There is a similarly wide variation between companies, as you can see in this sample of reported methane emissions intensities of production from some of the larger US E&Ps. Many have set goals to reduce emissions, and made progress on those objectives in 2020, with Pioneer Natural.

Resources reporting a particularly steep decline in its methane intensity. But not all companies are moving in the same direction, and their starting points can be very different. 

Chart of methane emission intensity for US E & Ps

Another chart that is worth looking at in this context is this one showing international comparisons, again using the Emissions Benchmarking Tool. North American production is neither the highest nor the lowest for emissions intensity among upstream operations worldwide. But it is striking that the green bar for methane losses is the largest for any region. That points to both a problem for North American producers, and an opportunity for improvement.

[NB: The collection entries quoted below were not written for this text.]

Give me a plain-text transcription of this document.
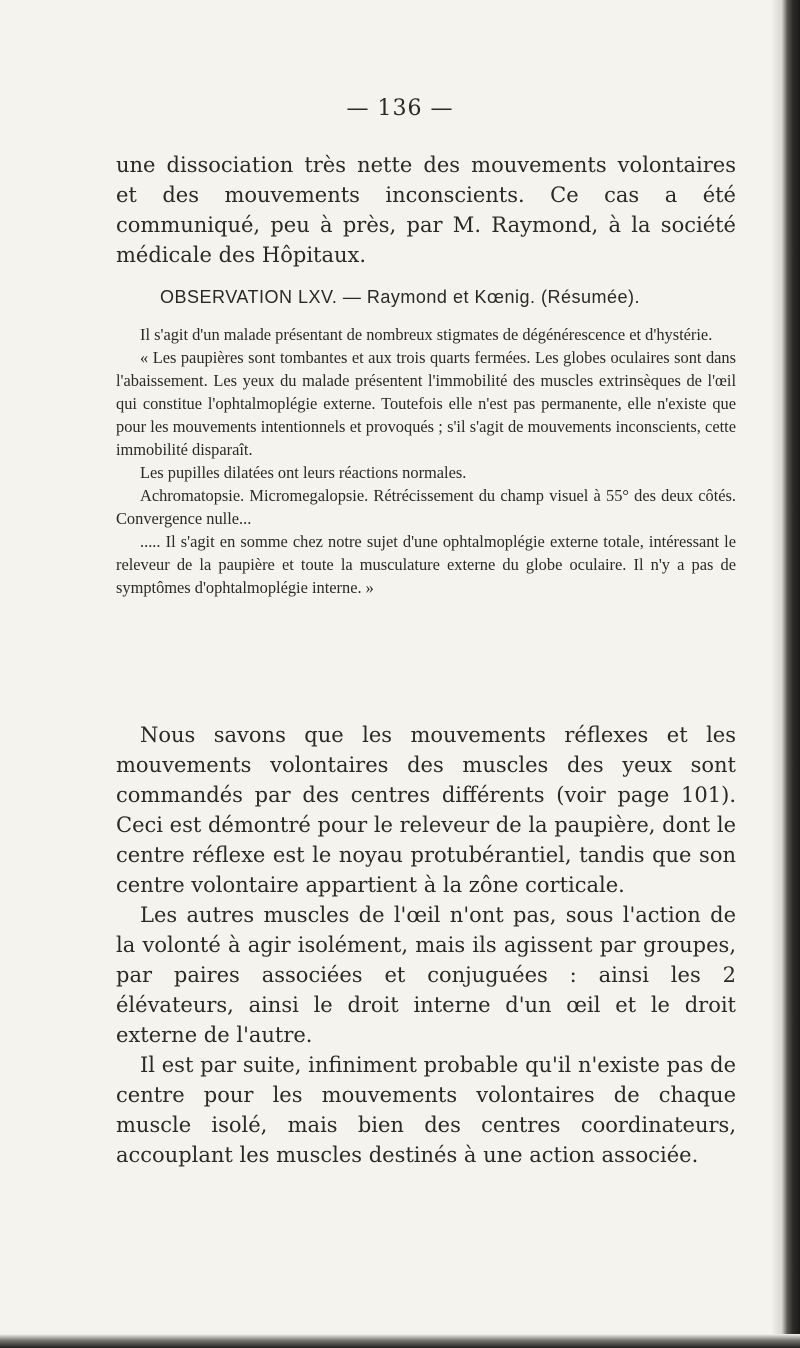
— 136 —

une dissociation très nette des mouvements volontaires et des mouvements inconscients. Ce cas a été communiqué, peu à près, par M. Raymond, à la société médicale des Hôpitaux.

OBSERVATION LXV. — Raymond et Kœnig. (Résumée).

Il s'agit d'un malade présentant de nombreux stigmates de dégénérescence et d'hystérie.

« Les paupières sont tombantes et aux trois quarts fermées. Les globes oculaires sont dans l'abaissement. Les yeux du malade présentent l'immobilité des muscles extrinsèques de l'œil qui constitue l'ophtalmoplégie externe. Toutefois elle n'est pas permanente, elle n'existe que pour les mouvements intentionnels et provoqués ; s'il s'agit de mouvements inconscients, cette immobilité disparaît.

Les pupilles dilatées ont leurs réactions normales.

Achromatopsie. Micromegalopsie. Rétrécissement du champ visuel à 55° des deux côtés. Convergence nulle...

..... Il s'agit en somme chez notre sujet d'une ophtalmoplégie externe totale, intéressant le releveur de la paupière et toute la musculature externe du globe oculaire. Il n'y a pas de symptômes d'ophtalmoplégie interne. »

Nous savons que les mouvements réflexes et les mouvements volontaires des muscles des yeux sont commandés par des centres différents (voir page 101). Ceci est démontré pour le releveur de la paupière, dont le centre réflexe est le noyau protubérantiel, tandis que son centre volontaire appartient à la zône corticale.

Les autres muscles de l'œil n'ont pas, sous l'action de la volonté à agir isolément, mais ils agissent par groupes, par paires associées et conjuguées : ainsi les 2 élévateurs, ainsi le droit interne d'un œil et le droit externe de l'autre.

Il est par suite, infiniment probable qu'il n'existe pas de centre pour les mouvements volontaires de chaque muscle isolé, mais bien des centres coordinateurs, accouplant les muscles destinés à une action associée.
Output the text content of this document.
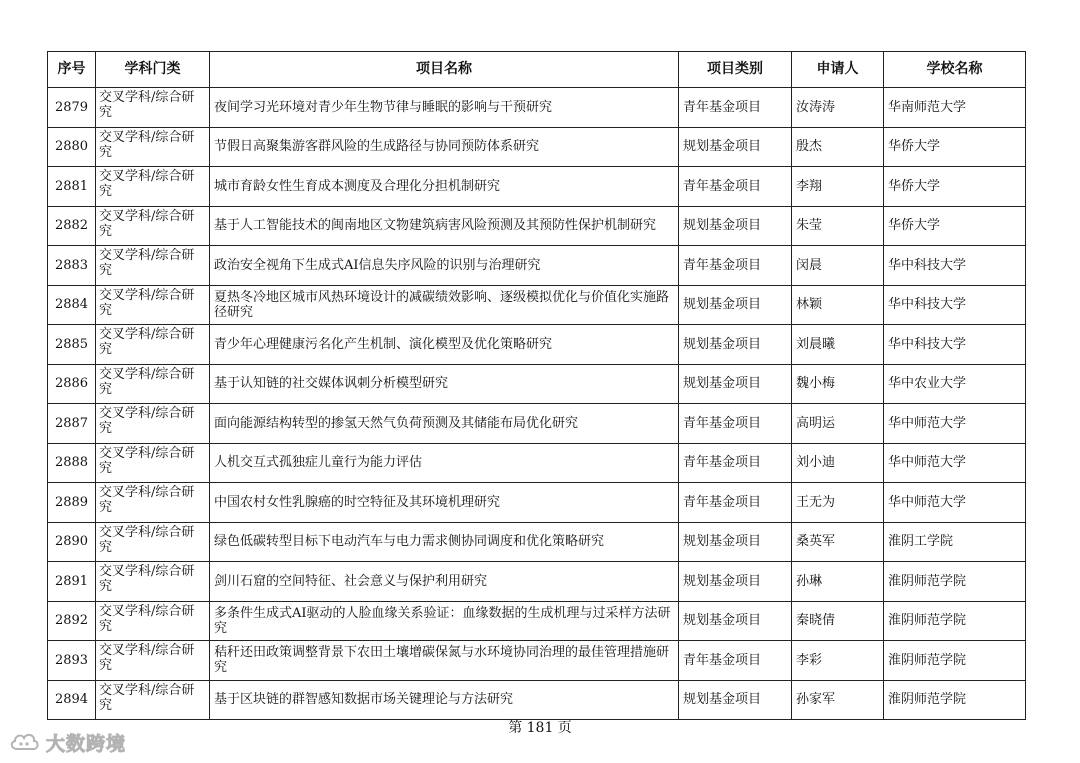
序号	学科门类	项目名称	项目类别	申请人	学校名称
2879	交叉学科/综合研究	夜间学习光环境对青少年生物节律与睡眠的影响与干预研究	青年基金项目	汝涛涛	华南师范大学
2880	交叉学科/综合研究	节假日高聚集游客群风险的生成路径与协同预防体系研究	规划基金项目	殷杰	华侨大学
2881	交叉学科/综合研究	城市育龄女性生育成本测度及合理化分担机制研究	青年基金项目	李翔	华侨大学
2882	交叉学科/综合研究	基于人工智能技术的闽南地区文物建筑病害风险预测及其预防性保护机制研究	规划基金项目	朱莹	华侨大学
2883	交叉学科/综合研究	政治安全视角下生成式AI信息失序风险的识别与治理研究	青年基金项目	闵晨	华中科技大学
2884	交叉学科/综合研究	夏热冬冷地区城市风热环境设计的减碳绩效影响、逐级模拟优化与价值化实施路径研究	规划基金项目	林颖	华中科技大学
2885	交叉学科/综合研究	青少年心理健康污名化产生机制、演化模型及优化策略研究	规划基金项目	刘晨曦	华中科技大学
2886	交叉学科/综合研究	基于认知链的社交媒体讽刺分析模型研究	规划基金项目	魏小梅	华中农业大学
2887	交叉学科/综合研究	面向能源结构转型的掺氢天然气负荷预测及其储能布局优化研究	青年基金项目	高明运	华中师范大学
2888	交叉学科/综合研究	人机交互式孤独症儿童行为能力评估	青年基金项目	刘小迪	华中师范大学
2889	交叉学科/综合研究	中国农村女性乳腺癌的时空特征及其环境机理研究	青年基金项目	王无为	华中师范大学
2890	交叉学科/综合研究	绿色低碳转型目标下电动汽车与电力需求侧协同调度和优化策略研究	规划基金项目	桑英军	淮阴工学院
2891	交叉学科/综合研究	剑川石窟的空间特征、社会意义与保护利用研究	规划基金项目	孙琳	淮阴师范学院
2892	交叉学科/综合研究	多条件生成式AI驱动的人脸血缘关系验证：血缘数据的生成机理与过采样方法研究	规划基金项目	秦晓倩	淮阴师范学院
2893	交叉学科/综合研究	秸秆还田政策调整背景下农田土壤增碳保氮与水环境协同治理的最佳管理措施研究	青年基金项目	李彩	淮阴师范学院
2894	交叉学科/综合研究	基于区块链的群智感知数据市场关键理论与方法研究	规划基金项目	孙家军	淮阴师范学院
第 181 页
大数跨境
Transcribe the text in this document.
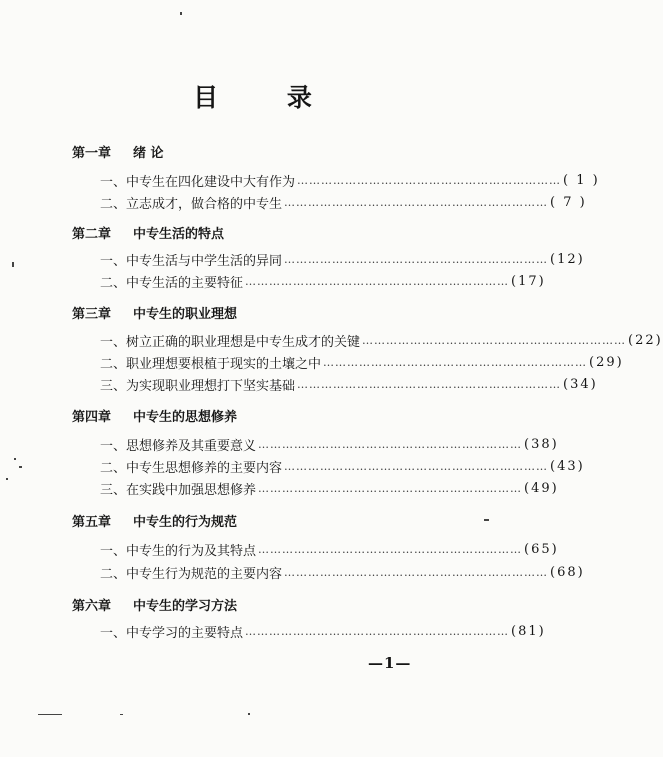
目 录
第一章 绪 论
一、中专生在四化建设中大有作为 ………………………………………………………… ( 1 )
二、立志成才，做合格的中专生 ………………………………………………………… ( 7 )
第二章 中专生活的特点
一、中专生活与中学生活的异同 ………………………………………………………… (12)
二、中专生活的主要特征 ………………………………………………………… (17)
第三章 中专生的职业理想
一、树立正确的职业理想是中专生成才的关键 ………………………………………………………… (22)
二、职业理想要根植于现实的土壤之中 ………………………………………………………… (29)
三、为实现职业理想打下坚实基础 ………………………………………………………… (34)
第四章 中专生的思想修养
一、思想修养及其重要意义 ………………………………………………………… (38)
二、中专生思想修养的主要内容 ………………………………………………………… (43)
三、在实践中加强思想修养 ………………………………………………………… (49)
第五章 中专生的行为规范
一、中专生的行为及其特点 ………………………………………………………… (65)
二、中专生行为规范的主要内容 ………………………………………………………… (68)
第六章 中专生的学习方法
一、中专学习的主要特点 ………………………………………………………… (81)
—1—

Chart of global co2 emissions

Investors and regulators will keep up the pressure on US companies to reduce their methane emissions, even if the fee does not pass into law. The Environmental Protection Agency has been working on new methane regulations, which are expected to be published soon. Michael Regan, head of the agency, said at a conference in August that reducing methane emissions has “never been done as aggressively as we plan to do it.”

The largest companies already have goals that commit them to steep reductions. Chevron has set a target of cutting its methane intensity by 50% from 2016 levels by 2028, to 2 tCO₂e/kboe by 2028. ExxonMobil’s goal is a 40-50% reduction from 2016 levels by 2025. This week ExxonMobil said it supported the Global Methane Pledge, and was committed to working with the US government, the European Commission and other governments to help achieve its objectives.

Anuj Goyal, a senior analyst in corporate research at Wood Mackenzie, says that smaller US operators just starting to address emissions, methane is “the lowest-hanging fruit with the shortest payback period”. Independent third-party certification could help those companies convince sceptical investors that they are making genuine progress towards emissions goals.

If the proposed fee system is ultimately rejected, the decline in emissions across the industry will be slower. But methane will remain a big issue for the industry in the US and beyond.